Performance on FinDocBench (127 SEC 10-K filings, 412 expert-annotated multi-page QA pairs).
| System | Accuracy | EGS | MRR |
|---|---|---|---|
| GPT-4o (text-only) | 58.1% | 0.51 | 0.47 |
| Llama 3.2 (text-only) | 49.3% | 0.44 | 0.41 |
| FinDocFlow w/o entity linking | 63.7% | 0.59 | 0.55 |
| FinDocFlow w/o multimodal extraction | 61.2% | 0.56 | 0.52 |
| FinDocFlow (full, LLaVA) | 71.3% | 0.68 | 0.64 |
- Accuracy — exact-match answer correctness
- EGS — Evidence Grounding Score (fraction of answer tokens traceable to a source span)

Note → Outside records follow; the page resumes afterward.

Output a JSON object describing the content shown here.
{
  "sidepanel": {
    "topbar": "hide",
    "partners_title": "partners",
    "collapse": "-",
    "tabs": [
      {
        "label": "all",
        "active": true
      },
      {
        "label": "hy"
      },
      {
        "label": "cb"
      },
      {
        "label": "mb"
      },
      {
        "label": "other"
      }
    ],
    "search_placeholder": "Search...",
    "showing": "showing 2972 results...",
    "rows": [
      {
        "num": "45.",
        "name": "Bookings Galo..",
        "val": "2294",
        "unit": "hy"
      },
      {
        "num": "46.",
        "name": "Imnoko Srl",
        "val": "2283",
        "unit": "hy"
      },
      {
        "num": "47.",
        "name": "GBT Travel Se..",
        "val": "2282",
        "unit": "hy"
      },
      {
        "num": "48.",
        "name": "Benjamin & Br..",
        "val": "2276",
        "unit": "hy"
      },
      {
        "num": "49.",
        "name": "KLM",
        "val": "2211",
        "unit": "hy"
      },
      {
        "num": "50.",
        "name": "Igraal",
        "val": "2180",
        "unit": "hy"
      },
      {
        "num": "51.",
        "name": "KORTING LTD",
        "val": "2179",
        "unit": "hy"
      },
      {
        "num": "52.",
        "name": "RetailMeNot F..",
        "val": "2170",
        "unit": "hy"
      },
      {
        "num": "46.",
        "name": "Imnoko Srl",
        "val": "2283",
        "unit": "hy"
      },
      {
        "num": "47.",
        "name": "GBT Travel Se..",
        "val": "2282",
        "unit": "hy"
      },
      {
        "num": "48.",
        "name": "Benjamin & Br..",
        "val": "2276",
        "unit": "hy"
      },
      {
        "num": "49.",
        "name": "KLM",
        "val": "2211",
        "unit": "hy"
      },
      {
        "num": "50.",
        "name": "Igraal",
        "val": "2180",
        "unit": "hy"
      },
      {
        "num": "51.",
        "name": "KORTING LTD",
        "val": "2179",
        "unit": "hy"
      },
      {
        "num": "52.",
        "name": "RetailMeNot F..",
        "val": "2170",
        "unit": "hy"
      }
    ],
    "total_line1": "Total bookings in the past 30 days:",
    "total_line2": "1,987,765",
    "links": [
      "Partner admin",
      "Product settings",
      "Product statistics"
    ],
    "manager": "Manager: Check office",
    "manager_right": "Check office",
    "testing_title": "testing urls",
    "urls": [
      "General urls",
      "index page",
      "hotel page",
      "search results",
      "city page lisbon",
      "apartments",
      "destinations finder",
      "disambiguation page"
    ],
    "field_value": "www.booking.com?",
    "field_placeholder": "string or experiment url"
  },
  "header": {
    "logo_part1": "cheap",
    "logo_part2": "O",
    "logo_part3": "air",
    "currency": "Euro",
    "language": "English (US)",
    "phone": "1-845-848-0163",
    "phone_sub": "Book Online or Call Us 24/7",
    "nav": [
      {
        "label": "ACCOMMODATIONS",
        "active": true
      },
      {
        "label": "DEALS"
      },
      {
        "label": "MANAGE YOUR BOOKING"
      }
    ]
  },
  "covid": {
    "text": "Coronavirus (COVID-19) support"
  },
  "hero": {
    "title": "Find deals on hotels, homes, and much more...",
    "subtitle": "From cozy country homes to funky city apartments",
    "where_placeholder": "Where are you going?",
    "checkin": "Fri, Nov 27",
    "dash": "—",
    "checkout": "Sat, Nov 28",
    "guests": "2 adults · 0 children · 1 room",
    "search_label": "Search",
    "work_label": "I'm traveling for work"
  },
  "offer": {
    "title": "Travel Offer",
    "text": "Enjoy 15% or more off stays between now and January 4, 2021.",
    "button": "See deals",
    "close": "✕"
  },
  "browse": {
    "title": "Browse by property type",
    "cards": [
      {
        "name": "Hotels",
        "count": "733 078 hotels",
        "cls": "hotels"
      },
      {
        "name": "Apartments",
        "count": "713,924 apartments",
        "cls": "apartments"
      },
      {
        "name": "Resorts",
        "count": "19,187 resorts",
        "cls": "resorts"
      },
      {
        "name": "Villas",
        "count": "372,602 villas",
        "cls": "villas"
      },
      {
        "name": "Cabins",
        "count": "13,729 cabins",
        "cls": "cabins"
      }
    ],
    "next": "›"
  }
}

- MRR — Mean Reciprocal Rank of the correct evidence page
findocflow/
├── dataset/
│ └── collector.py # FinDocBench dataset collector
├── docker-compose.yml # Local development stack
├── experiments/
│ ├── ablation.py # Stage-ablation experiments
│ └── evaluate.py # End-to-end evaluation harness
├── helm/findocflow/ # Helm chart (full stack)
├── k8s/ # Raw Kubernetes manifests
├── Makefile # Build / deploy / experiment targets
├── monitoring/ # Prometheus / Grafana configs
├── paper/ # Research paper source
├── pipeline/ # Shared pipeline utilities
└── services/
├── ingestion_service/ # FastAPI — Kafka producer + parsers (10 workers)
├── extraction_service/ # FastAPI — EasyOCR + DETR + CLIP (10 workers)
├── entity_linking_service/ # FastAPI — Neo4j graph builder
├── reasoning_service/
│ ├── main.py # FastAPI — /reason /report /chat /prompts
│ ├── think_act_verify.py # THINK→ACT→VERIFY loop (LLaVA multimodal)
│ ├── report_generator.py # 9-section analyst report generator (4 workers)
│ ├── ollama_client.py # Ollama HTTP client (text + vision)
│ └── prompts.json # Editable analyst section prompt templates
└── frontend/ # Streamlit — dark investment management UI
- Fork the repository and create a feature branch (
git checkout -b feat/my-feature). - Make your changes and ensure
make lintandmake testpass. - Open a pull request against
mainwith a clear description of the change.
Please follow the existing code style (ruff-formatted Python, conventional commits).
MIT License. See LICENSE for details.